The Jupyter Notebook is a web application that allows you to create and share documents that contain live code, equations, visualizations and explanatory text.
Profiling allows you to measure the performance of your running code and identify lines that serve as bottlenecks.
The most useful tool for measuring performance in Julia is the @time macro.
@time f(x)
On the first call function, f gets compiled. You should not take the results of this run seriously. For the second run, note that in addition to reporting the time, it also indicated that a large amount of memory was allocated.
@profile runs your expression while taking periodic backtraces. These are appended to an internal buffer of backtraces.
@profile f(x)
Profile.print()
Profile.clear_malloc_data()
-
Theano Numerical Differentiation(it's working) (notebook)
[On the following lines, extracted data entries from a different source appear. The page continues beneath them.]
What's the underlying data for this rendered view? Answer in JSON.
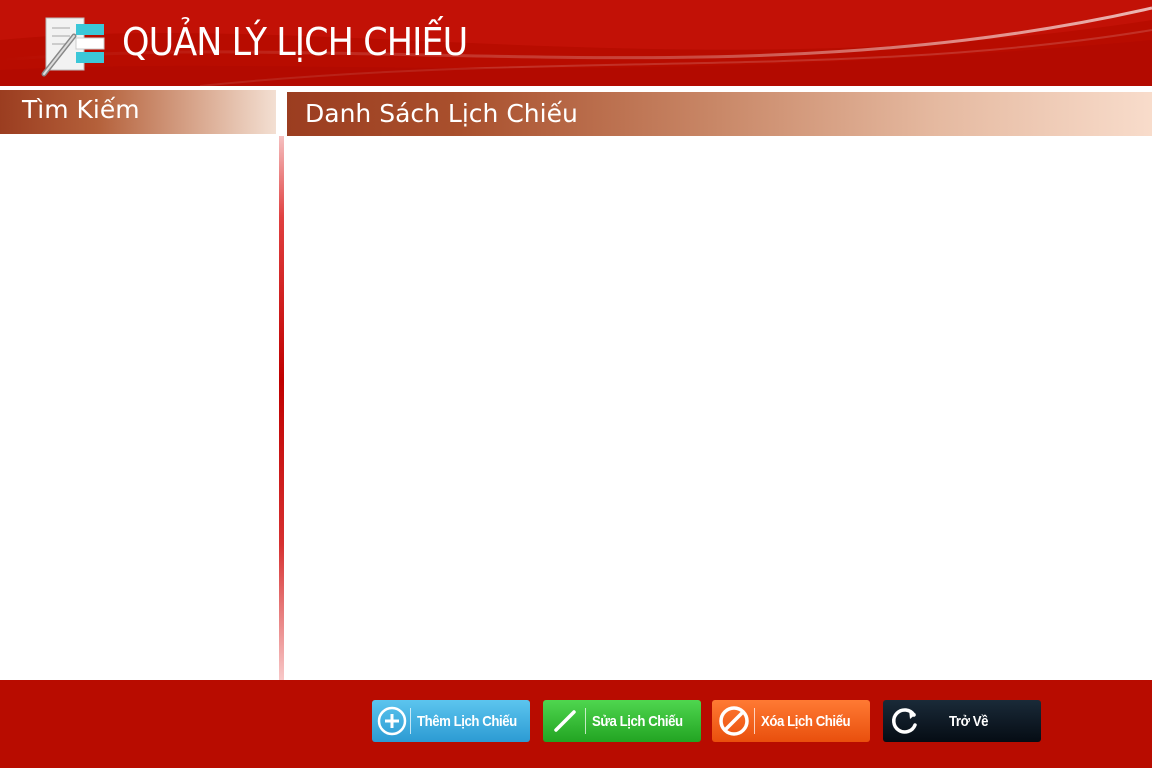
{
  "header": {
    "title": "QUẢN LÝ LỊCH CHIẾU",
    "icon": "schedule-edit-icon"
  },
  "search_panel": {
    "title": "Tìm Kiếm"
  },
  "list_panel": {
    "title": "Danh Sách Lịch Chiếu"
  },
  "footer": {
    "buttons": {
      "add": {
        "label": "Thêm Lịch Chiếu",
        "icon": "plus-circle-icon",
        "color": "#2c9bd3"
      },
      "edit": {
        "label": "Sửa Lịch Chiếu",
        "icon": "pencil-icon",
        "color": "#22a422"
      },
      "delete": {
        "label": "Xóa Lịch Chiếu",
        "icon": "prohibit-icon",
        "color": "#e94f0d"
      },
      "back": {
        "label": "Trở Về",
        "icon": "refresh-icon",
        "color": "#050c14"
      }
    }
  },
  "colors": {
    "brand_red": "#b80c00",
    "panel_header_brown": "#9b3d20"
  }
}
This follows the numerical approach to compute the derivative for each parameters from Bing's paper (Section 3.2 the Supplementary Information). -
Theano Automatic Differentiation(incomplete) (notebook)
It can only compute gradients of 'bias' and 'lapse' automatically. For the rest of parameters, it produces nan value. I dig into this problem for a long time but couldn't figure it out the exact reason(http://deeplearning.net/software/theano/tutorial/nan_tutorial.html). I guess while I was converting the code with tensors there must be something wrong. Compared to implementation in Julia, I got helped a lot with convert function in Julia, which makes the code more flexible to implement. But in Theano, they don't support that kind of function. eval() and get_value() were good candidates but it was not working.
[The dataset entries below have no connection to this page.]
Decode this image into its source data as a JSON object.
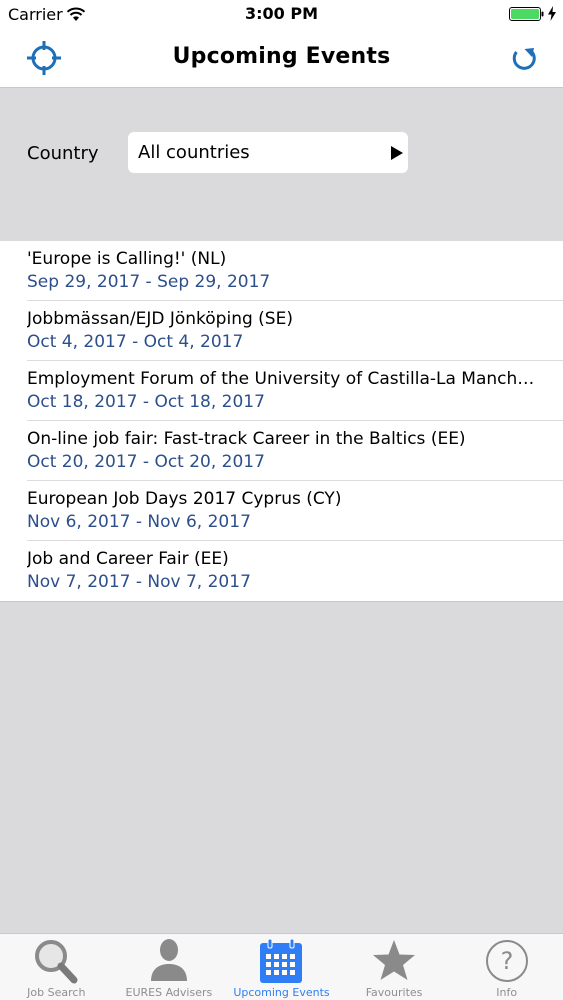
{
  "status_bar": {
    "carrier": "Carrier",
    "time": "3:00 PM",
    "battery_color": "#4cd964"
  },
  "nav": {
    "title": "Upcoming Events",
    "left_icon": "crosshair-locate-icon",
    "right_icon": "refresh-icon"
  },
  "filter": {
    "country_label": "Country",
    "country_value": "All countries"
  },
  "events": [
    {
      "title": "'Europe is Calling!' (NL)",
      "dates": "Sep 29, 2017 - Sep 29, 2017"
    },
    {
      "title": "Jobbmässan/EJD Jönköping (SE)",
      "dates": "Oct 4, 2017 - Oct 4, 2017"
    },
    {
      "title": "Employment Forum of the University of Castilla-La Manch…",
      "dates": "Oct 18, 2017 - Oct 18, 2017"
    },
    {
      "title": "On-line job fair: Fast-track Career in the Baltics (EE)",
      "dates": "Oct 20, 2017 - Oct 20, 2017"
    },
    {
      "title": "European Job Days 2017 Cyprus (CY)",
      "dates": "Nov 6, 2017 - Nov 6, 2017"
    },
    {
      "title": "Job and Career Fair (EE)",
      "dates": "Nov 7, 2017 - Nov 7, 2017"
    }
  ],
  "tabs": [
    {
      "label": "Job Search",
      "icon": "magnifier-icon",
      "active": false
    },
    {
      "label": "EURES Advisers",
      "icon": "person-icon",
      "active": false
    },
    {
      "label": "Upcoming Events",
      "icon": "calendar-icon",
      "active": true
    },
    {
      "label": "Favourites",
      "icon": "star-icon",
      "active": false
    },
    {
      "label": "Info",
      "icon": "question-icon",
      "active": false
    }
  ],
  "colors": {
    "accent": "#2f7ef5",
    "nav_icon": "#1f6fb8",
    "date_text": "#2c4f8c",
    "background": "#dadadd"
  }
}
Theano is a Python library that allows you to define, optimize, and evaluate mathematical expressions involving multi-dimensional arrays both on CPU and GPU efficiently. Theano offers a good amount of flexibility, but has some limitations too. You must answer for yourself the following question: How can my algorithm be cleverly written so as to make the most of what Theano can do?
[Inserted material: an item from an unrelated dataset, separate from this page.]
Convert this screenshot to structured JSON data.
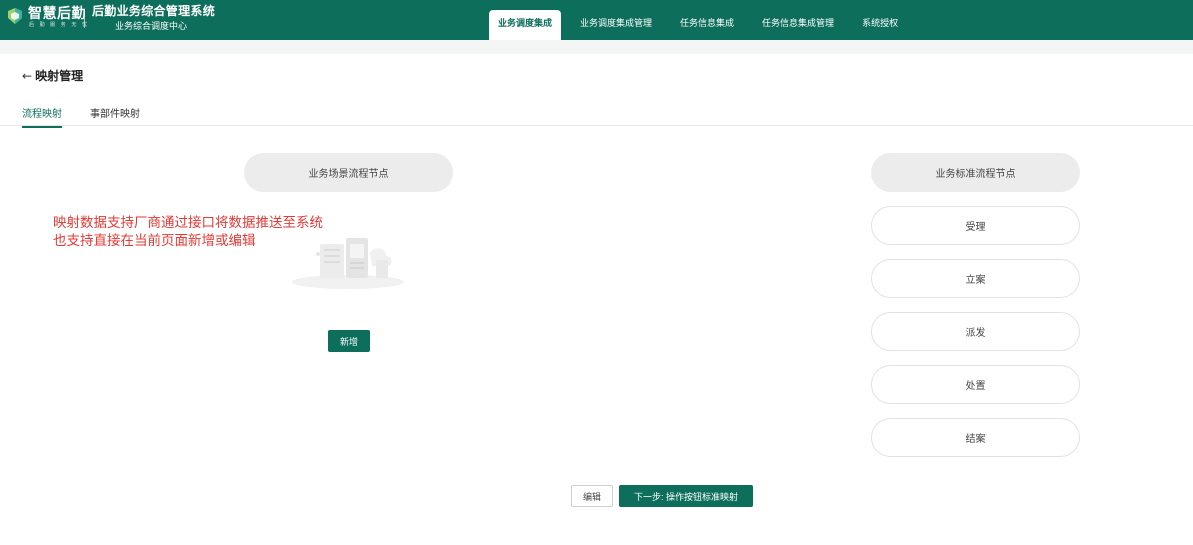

Here's some tips that you need to make sure for using Theano
- While- or for-Loops within an expression graph are supported, but only via the theano.scan() op (which puts restrictions on how the loop body can interact with the rest of the graph).
- set_subtensor = array element assignment
- Shared Variable
- Construct Model(Graph) -> Compile
- configuration (fast_run mode, debug mode)
- Tensorflow Automatic Differentiation (incomplete) (notebook)
TensorFlow is a Google-developed Python and C++ library that allows you to define, optimize, and evaluate mathematical expressions involving multi-dimensional arrays both on CPU and GPU efficiently.
- Very inconvenient to use array index.. (not supporting negative index, have to use tf.slice to get the subset of array)
- Type casting is complicated and limited
- Variable
- Placeholder : a variable that we will assign the data later. It allows to create computation graph without data we then feed data into the graph through placeholders.
- Construct Model(Graph) -> Launch the Graph
There is a summary to compare some libraries in this link
Both libraries are using the concept of Tensor, which is the element generating a computational flow graph. Nodes in the graph represent mathematical operations, while the graph edges represent the multidimensional data arrays(tensors) communicated between them. A Tensor object is a symbolic handle to the result of an operation, but does not actually hold the values of the operation's output. The strength of Tensor is once you build up complicated expressions as a dataflow graph, then you can offload the computation of the entire graph to a Tensorflow Session, which is able to execute the whole computation much more efficiently than executing the operations one-by-one. The downside of both libraries is if you want to use the symbolic gradient, They can only compute the symbolic gradient inside computation graph done in Theano/Tensorflow. So you will need to convert that part completely to Theano/Tensorflow functions. And it's hard to debug. The error message is not intuitive because they are following define-and-run method.
With Theano, I implemented the code to compute gradients numerically and we can use this later to speed up with GPU.